Trochę swego czasu handlowałem i prowadziłem małą gastronomię i zawsze wymagane były wagi legalizowane.Co nie wymusza na sprzedawcy dobrego ważenia,ale stwarza ku temu warunki.

Autor:  manio [ 22 stycznia 2017, 21:01 - ndz ]
Tytuł:  Re: Waga w pracowni?

I to jest głos rozsądku. W najlichszym sklepiku jest legalizowana waga , a nawet w kiosku kasa fiskalna. Sorry , takie mamy czasy , a szykują kasy fiskalne połączone z Urzędem Skarbowym - takie już mają w Czechach i żadnych paragonów nie przechowują.
Trzeba zejść do szarej strefy lub się dostosować i cieszyć się ,że tylko wagi chcą legalnej i nie każdego od razu trafi. Ciekawe kiedy zażądają remanentu pszczół ?

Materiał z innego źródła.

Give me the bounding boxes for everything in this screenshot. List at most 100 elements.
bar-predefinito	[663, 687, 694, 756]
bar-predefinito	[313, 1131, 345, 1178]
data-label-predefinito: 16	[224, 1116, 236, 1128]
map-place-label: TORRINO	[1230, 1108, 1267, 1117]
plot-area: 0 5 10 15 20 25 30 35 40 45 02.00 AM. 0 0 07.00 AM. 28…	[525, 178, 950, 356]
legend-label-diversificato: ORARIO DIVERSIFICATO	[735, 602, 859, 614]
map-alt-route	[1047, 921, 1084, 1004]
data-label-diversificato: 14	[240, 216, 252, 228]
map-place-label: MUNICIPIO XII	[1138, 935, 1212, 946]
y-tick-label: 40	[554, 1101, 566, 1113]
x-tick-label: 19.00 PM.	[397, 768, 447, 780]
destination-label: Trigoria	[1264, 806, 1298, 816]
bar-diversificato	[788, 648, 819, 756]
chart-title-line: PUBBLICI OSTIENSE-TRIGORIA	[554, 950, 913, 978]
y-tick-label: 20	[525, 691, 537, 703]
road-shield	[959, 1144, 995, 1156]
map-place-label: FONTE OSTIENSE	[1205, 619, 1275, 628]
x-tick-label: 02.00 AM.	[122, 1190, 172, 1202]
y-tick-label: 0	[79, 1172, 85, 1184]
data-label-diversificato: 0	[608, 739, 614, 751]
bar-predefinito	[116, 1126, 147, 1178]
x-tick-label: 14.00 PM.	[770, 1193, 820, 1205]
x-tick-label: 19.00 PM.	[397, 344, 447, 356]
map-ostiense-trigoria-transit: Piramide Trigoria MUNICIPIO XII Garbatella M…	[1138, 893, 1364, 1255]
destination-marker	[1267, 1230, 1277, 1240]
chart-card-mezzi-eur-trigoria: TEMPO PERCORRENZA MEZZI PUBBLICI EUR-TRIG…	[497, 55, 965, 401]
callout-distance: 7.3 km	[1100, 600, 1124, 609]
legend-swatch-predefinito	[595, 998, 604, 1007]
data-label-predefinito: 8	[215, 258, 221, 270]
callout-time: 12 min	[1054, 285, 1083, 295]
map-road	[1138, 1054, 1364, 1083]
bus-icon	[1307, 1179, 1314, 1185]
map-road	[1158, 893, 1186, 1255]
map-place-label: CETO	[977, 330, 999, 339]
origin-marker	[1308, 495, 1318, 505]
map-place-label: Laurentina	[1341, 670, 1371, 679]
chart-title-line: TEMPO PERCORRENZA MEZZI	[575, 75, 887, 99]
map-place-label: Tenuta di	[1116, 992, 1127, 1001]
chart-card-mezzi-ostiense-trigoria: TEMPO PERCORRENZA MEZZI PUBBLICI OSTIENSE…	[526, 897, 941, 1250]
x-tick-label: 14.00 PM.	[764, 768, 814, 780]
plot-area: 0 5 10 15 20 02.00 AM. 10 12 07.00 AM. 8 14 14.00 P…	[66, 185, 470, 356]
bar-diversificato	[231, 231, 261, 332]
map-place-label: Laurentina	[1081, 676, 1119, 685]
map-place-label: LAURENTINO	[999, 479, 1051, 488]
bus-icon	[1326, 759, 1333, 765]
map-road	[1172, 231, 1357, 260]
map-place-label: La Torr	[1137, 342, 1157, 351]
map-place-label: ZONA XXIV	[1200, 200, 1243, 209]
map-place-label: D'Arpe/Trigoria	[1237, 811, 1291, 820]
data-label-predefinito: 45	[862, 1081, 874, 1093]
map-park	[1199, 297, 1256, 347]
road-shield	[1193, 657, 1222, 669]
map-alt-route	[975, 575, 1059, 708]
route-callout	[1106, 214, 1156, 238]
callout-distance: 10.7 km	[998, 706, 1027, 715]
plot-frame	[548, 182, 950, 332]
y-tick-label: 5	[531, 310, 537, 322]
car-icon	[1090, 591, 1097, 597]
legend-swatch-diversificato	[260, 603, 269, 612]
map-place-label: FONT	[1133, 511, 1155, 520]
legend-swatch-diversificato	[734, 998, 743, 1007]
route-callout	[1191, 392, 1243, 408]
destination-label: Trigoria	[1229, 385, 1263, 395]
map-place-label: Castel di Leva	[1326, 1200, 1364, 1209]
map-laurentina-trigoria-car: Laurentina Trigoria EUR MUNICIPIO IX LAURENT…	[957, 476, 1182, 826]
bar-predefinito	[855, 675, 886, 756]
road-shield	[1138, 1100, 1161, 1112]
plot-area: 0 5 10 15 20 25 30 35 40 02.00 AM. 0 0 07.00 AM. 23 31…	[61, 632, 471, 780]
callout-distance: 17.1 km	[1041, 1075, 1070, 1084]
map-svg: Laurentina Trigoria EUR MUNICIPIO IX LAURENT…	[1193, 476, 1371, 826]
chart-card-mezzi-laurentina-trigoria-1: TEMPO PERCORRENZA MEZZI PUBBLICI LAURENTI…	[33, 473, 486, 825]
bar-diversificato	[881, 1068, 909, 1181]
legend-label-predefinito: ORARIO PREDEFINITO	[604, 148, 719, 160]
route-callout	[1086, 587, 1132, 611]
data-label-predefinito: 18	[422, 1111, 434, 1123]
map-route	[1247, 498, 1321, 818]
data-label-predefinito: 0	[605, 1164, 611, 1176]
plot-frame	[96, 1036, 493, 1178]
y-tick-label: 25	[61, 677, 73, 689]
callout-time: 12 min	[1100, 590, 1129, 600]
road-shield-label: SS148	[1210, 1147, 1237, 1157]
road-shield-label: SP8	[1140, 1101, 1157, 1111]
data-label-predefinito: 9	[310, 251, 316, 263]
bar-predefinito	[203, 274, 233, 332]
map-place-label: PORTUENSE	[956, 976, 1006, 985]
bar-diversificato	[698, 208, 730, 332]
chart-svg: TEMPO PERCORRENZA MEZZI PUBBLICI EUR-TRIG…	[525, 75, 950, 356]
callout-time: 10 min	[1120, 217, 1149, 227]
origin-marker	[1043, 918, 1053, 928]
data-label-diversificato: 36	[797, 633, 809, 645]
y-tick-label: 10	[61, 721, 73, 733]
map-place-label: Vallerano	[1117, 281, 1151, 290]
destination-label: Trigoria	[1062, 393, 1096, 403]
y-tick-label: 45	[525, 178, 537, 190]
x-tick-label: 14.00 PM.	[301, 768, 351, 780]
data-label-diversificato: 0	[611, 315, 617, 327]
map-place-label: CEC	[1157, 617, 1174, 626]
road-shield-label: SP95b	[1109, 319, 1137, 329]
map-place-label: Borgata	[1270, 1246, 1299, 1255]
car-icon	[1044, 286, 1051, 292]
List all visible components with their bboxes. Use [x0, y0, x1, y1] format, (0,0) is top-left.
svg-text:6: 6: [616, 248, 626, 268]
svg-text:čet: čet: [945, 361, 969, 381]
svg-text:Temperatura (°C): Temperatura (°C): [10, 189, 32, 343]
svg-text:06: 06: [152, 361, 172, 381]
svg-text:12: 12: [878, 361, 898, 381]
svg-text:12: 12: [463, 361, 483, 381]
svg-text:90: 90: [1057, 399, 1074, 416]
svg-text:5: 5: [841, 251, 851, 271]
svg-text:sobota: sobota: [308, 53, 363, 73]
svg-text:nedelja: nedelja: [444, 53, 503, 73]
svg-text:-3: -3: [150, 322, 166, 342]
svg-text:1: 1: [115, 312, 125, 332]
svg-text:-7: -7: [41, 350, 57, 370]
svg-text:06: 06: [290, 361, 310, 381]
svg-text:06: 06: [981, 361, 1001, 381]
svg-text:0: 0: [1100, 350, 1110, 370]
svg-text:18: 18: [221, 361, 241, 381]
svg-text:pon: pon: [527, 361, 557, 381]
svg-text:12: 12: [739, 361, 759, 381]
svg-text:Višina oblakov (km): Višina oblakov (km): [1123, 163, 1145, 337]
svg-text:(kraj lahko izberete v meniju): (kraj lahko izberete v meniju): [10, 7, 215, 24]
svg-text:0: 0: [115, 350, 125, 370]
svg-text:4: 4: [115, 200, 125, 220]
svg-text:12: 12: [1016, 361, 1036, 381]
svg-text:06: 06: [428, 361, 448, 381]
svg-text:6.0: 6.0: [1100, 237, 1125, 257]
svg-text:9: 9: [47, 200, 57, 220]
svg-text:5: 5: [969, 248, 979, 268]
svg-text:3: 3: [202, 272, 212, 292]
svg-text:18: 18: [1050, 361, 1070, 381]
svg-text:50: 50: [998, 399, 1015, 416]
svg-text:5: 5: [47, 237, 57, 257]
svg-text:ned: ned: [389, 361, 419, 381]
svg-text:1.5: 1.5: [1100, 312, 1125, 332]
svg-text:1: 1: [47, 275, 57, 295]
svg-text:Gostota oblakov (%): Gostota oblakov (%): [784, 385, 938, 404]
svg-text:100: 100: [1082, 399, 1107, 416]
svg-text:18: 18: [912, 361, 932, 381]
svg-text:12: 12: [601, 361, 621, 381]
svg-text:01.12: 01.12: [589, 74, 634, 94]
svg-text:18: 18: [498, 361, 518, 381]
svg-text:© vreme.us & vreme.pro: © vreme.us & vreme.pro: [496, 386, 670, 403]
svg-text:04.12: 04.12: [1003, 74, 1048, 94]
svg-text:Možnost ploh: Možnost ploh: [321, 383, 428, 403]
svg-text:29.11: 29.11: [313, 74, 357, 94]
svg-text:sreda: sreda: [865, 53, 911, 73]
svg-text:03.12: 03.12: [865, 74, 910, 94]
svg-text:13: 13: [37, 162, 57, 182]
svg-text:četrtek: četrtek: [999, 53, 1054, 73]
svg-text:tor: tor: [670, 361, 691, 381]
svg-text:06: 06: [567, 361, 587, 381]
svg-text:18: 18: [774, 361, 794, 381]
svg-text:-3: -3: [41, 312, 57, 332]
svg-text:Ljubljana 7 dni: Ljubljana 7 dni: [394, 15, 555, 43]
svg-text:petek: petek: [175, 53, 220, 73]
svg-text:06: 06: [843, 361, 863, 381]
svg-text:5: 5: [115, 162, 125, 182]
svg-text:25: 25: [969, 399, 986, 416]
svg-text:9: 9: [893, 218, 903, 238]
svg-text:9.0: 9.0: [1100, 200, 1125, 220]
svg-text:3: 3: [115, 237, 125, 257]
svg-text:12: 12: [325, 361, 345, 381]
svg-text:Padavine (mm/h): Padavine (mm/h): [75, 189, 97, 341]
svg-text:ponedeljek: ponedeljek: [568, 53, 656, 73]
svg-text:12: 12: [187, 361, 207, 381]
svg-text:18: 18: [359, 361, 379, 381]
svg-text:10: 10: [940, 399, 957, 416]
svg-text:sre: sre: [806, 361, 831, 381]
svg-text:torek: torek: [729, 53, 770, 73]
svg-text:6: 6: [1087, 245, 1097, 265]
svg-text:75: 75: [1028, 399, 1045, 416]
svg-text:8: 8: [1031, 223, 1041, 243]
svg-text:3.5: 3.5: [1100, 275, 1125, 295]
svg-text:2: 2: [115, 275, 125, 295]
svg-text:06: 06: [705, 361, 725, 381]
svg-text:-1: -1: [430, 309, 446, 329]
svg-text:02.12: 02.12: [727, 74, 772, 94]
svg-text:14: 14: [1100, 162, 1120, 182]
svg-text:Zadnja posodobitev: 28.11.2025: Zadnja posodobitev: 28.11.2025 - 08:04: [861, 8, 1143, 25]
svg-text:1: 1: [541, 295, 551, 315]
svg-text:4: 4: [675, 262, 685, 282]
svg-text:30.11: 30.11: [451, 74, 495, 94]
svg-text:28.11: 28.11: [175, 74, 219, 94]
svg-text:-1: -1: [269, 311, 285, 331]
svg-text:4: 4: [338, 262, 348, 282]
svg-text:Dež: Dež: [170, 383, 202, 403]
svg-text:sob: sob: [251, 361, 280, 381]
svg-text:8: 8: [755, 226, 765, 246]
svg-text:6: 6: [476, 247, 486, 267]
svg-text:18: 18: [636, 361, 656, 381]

Autor:  sławek k.. [ 23 stycznia 2017, 08:07 - pn ]
Tytuł:  Re: Waga w pracowni?

manio pisze:
Trzeba zejść do szarej strefy lub się dostosować i cieszyć się ,że tylko wagi chcą legalnej i nie każdego od razu trafi.

Przy zagłębianiu się w temat Kolega uzyskał informację ,że przy rozlewie miodu mają zastosowanie przepisy o produktach pakowanych.Co do inspekcji handlowej itp.Już przy rejestracji sprzedaży bezpośredniej zostałem powiadomiony,że jest to równoznaczne z poinformowaniem inspekcji,skarbówki,zaistnieniem w bazie danych.A wszystko w tym kraju idzie w kierunku zwiększenia danin.

Autor:  rafalSz [ 23 stycznia 2017, 19:35 - pn ]
Tytuł:  Re: Waga w pracowni?

A dla tych co mają autoklawy. Pamiętajcie o Urzędzie Dozoru Technicznego co roku :haha:

Autor:  manio [ 23 stycznia 2017, 19:50 - pn ]
Tytuł:  Re: Waga w pracowni?

Samochód też dajesz na przegląd i się nie dziwisz ?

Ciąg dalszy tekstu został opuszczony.